John Sladek used the concept to humorous ends in his first novel The Reproductive System (1968, also titled Mechasm in some markets), where a U.S. military research project goes out of control.

NASA's Advanced Automation for Space Missions study directly inspired the science fiction novel Code of the Lifemaker (1983) by author James P. Hogan.

The movie Screamers, based on Dick's short story Second Variety, features a group of robot weapons created by mankind to act as Von Neumann devices / berserkers. The original robots are subterranean buzzsaws that make a screaming sound as they approach a potential victim beneath the soil.
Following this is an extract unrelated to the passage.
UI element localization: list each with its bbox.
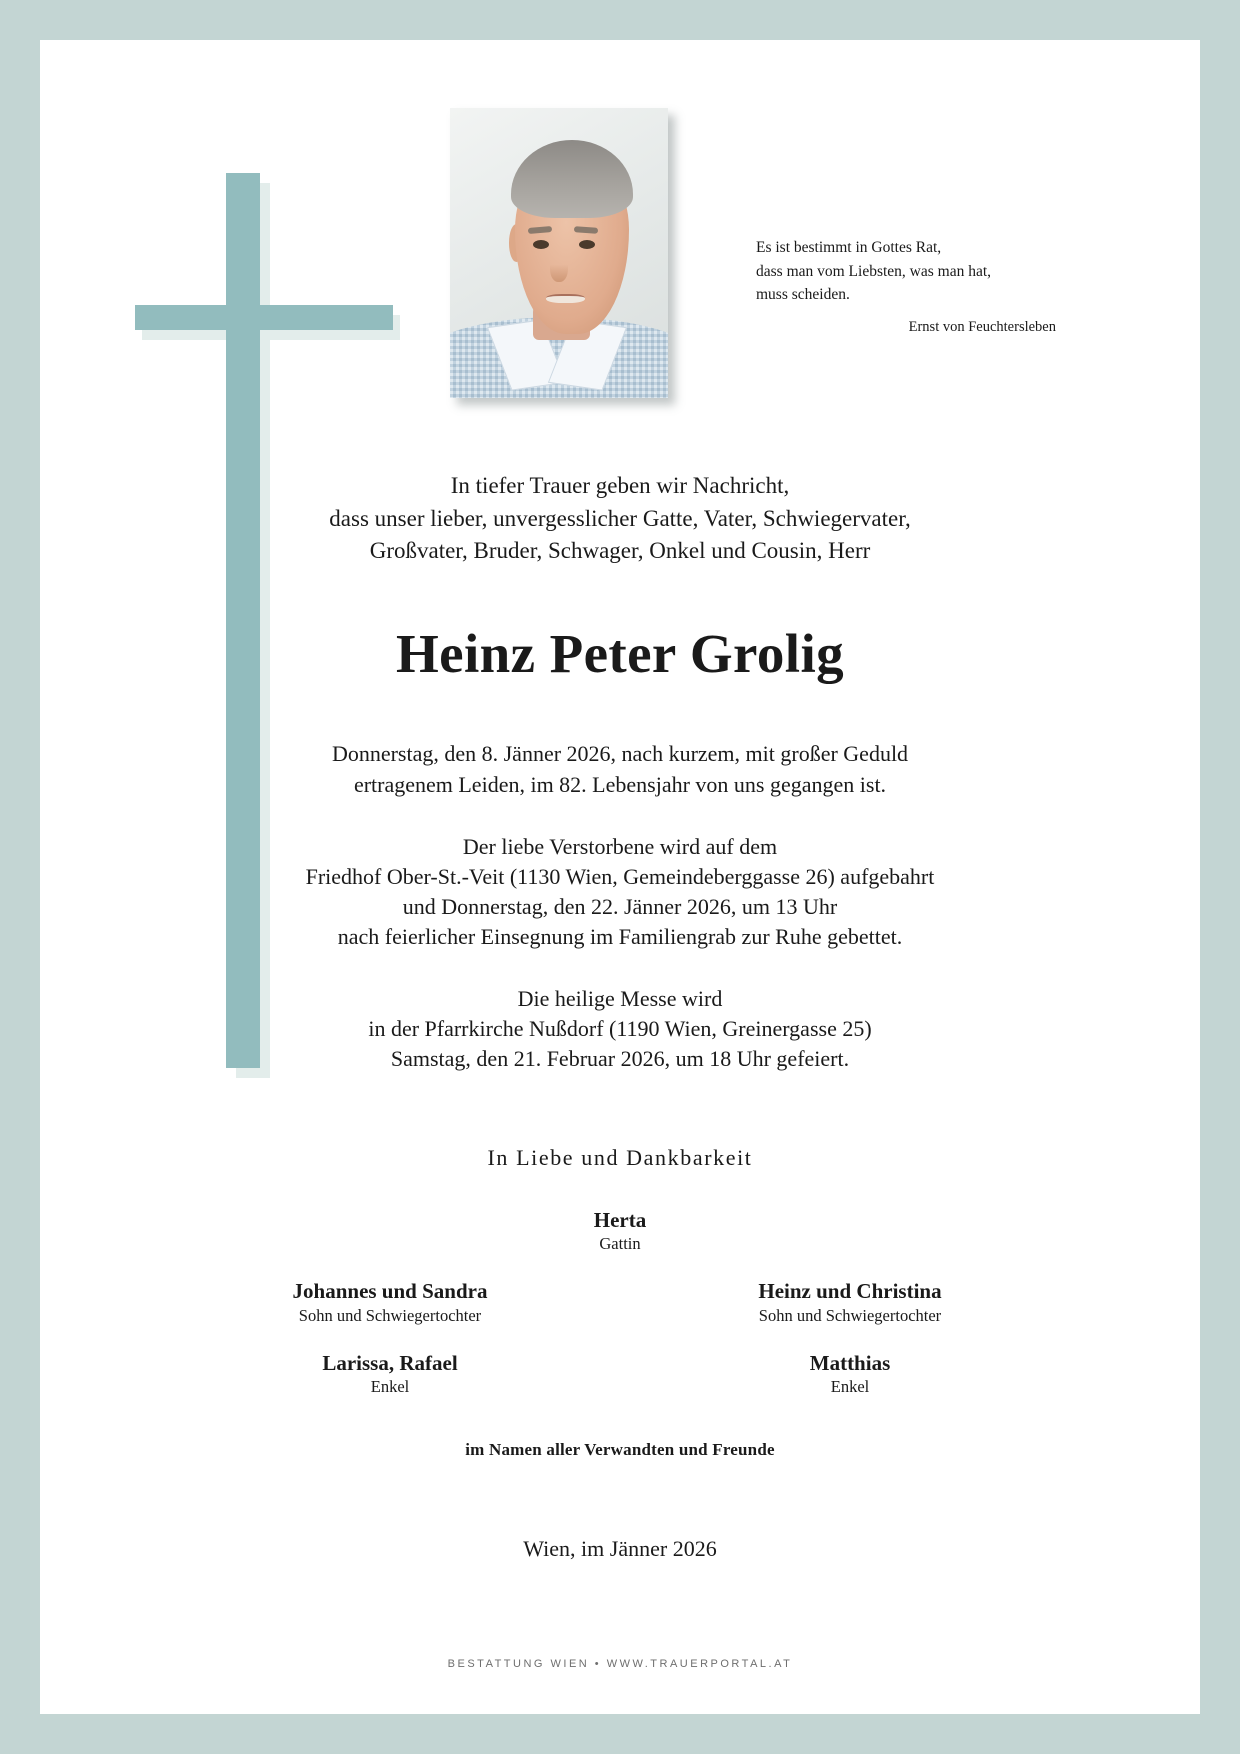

These machines are self-replicating and, as is found out through the course of the movie, they are quite intelligent and have managed to "evolve" into newer, more dangerous forms, most notably human forms which the real humans in the movie cannot tell apart from other real humans except by trial and error.

The Terminator is a 1984 science fiction/action film directed and co-written by James Cameron which describes a war between mankind and self replicating machines led by a central artificial intelligence known as Skynet. Machine civilizations are a recurring theme in fiction.

The concept is also widely utilised in science fiction television. The TV series Lexx featured an army of self replicating robots known as Mantrid drones. Additionally, the Replicators are a horde of self-replicating machines that appear frequently in Stargate SG-1, and Star Trek's Borg and "nanites" could also be considered self-replicating machines.